そこで兵士たちと同じものを食べて同じ訓練をこなしながら軍規を引き締め軍の能力を向上させた。
ハドリアヌスの長壁を作らせたり、狩猟を楽しんだり、パルティア問題に取り組んだり、建築や経済開発を推し進めたりと旅先でも忙しい。
屈折した性格だと言われることが多いハドリアヌスだが、キリスト教徒への判断は穏健だったし、自分の犬や馬を愛していて死ぬと必ず墓を建てるような一面もある。

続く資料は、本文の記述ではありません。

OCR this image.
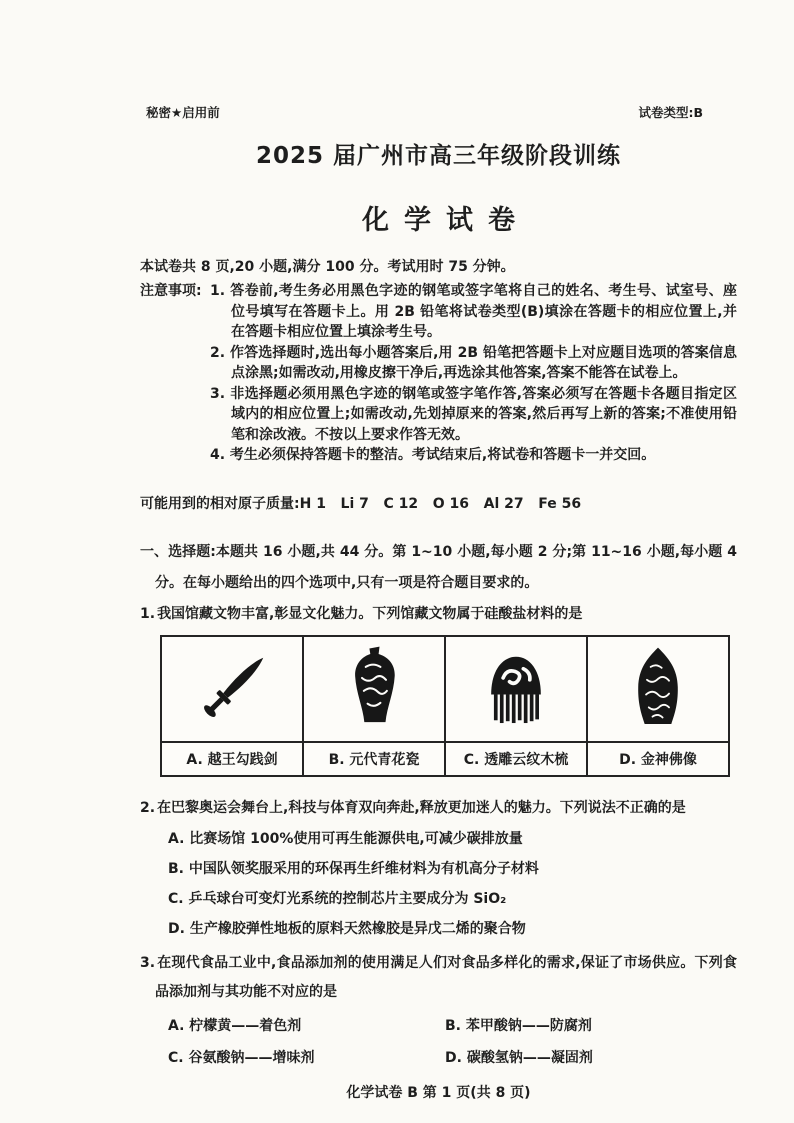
秘密★启用前	试卷类型:B
2025 届广州市高三年级阶段训练
化学试卷
本试卷共 8 页,20 小题,满分 100 分。考试用时 75 分钟。
注意事项: 1. 答卷前,考生务必用黑色字迹的钢笔或签字笔将自己的姓名、考生号、试室号、座位号填写在答题卡上。用 2B 铅笔将试卷类型(B)填涂在答题卡的相应位置上,并在答题卡相应位置上填涂考生号。
2. 作答选择题时,选出每小题答案后,用 2B 铅笔把答题卡上对应题目选项的答案信息点涂黑;如需改动,用橡皮擦干净后,再选涂其他答案,答案不能答在试卷上。
3. 非选择题必须用黑色字迹的钢笔或签字笔作答,答案必须写在答题卡各题目指定区域内的相应位置上;如需改动,先划掉原来的答案,然后再写上新的答案;不准使用铅笔和涂改液。不按以上要求作答无效。
4. 考生必须保持答题卡的整洁。考试结束后,将试卷和答题卡一并交回。
可能用到的相对原子质量:H 1   Li 7   C 12   O 16   Al 27   Fe 56
一、选择题:本题共 16 小题,共 44 分。第 1~10 小题,每小题 2 分;第 11~16 小题,每小题 4 分。在每小题给出的四个选项中,只有一项是符合题目要求的。
1. 我国馆藏文物丰富,彰显文化魅力。下列馆藏文物属于硅酸盐材料的是

A. 越王勾践剑	B. 元代青花瓷	C. 透雕云纹木梳	D. 金神佛像
2. 在巴黎奥运会舞台上,科技与体育双向奔赴,释放更加迷人的魅力。下列说法不正确的是
A. 比赛场馆 100%使用可再生能源供电,可减少碳排放量
B. 中国队领奖服采用的环保再生纤维材料为有机高分子材料
C. 乒乓球台可变灯光系统的控制芯片主要成分为 SiO₂
D. 生产橡胶弹性地板的原料天然橡胶是异戊二烯的聚合物
3. 在现代食品工业中,食品添加剂的使用满足人们对食品多样化的需求,保证了市场供应。下列食品添加剂与其功能不对应的是
A. 柠檬黄——着色剂	B. 苯甲酸钠——防腐剂
C. 谷氨酸钠——增味剂	D. 碳酸氢钠——凝固剂
化学试卷 B 第 1 页(共 8 页)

美青年アンティノウスとの関係については、当時のローマの男色についての詳しい解説と共に一章を割いて語られています。
そしてギリシアでのエレウシスの秘儀に参加し、ローマに帰ってきたら郊外の豪華なティブルのウィッラで人生を楽しむ。
公私ともに充実した日々ですが、やはり老いの影には逆らえなかったようだ。
晩年の後継者選びにまつわる騒動もあるが、ハドリアヌスはトラヤヌスから受け継いだローマをより強固に美しいものにしたのは間違いないだろう。
ローマを訪れる機会があったら、アエリウス橋とカステロサンタンジェロ、それにパンテオンでこの個性豊かな皇帝を偲びたい。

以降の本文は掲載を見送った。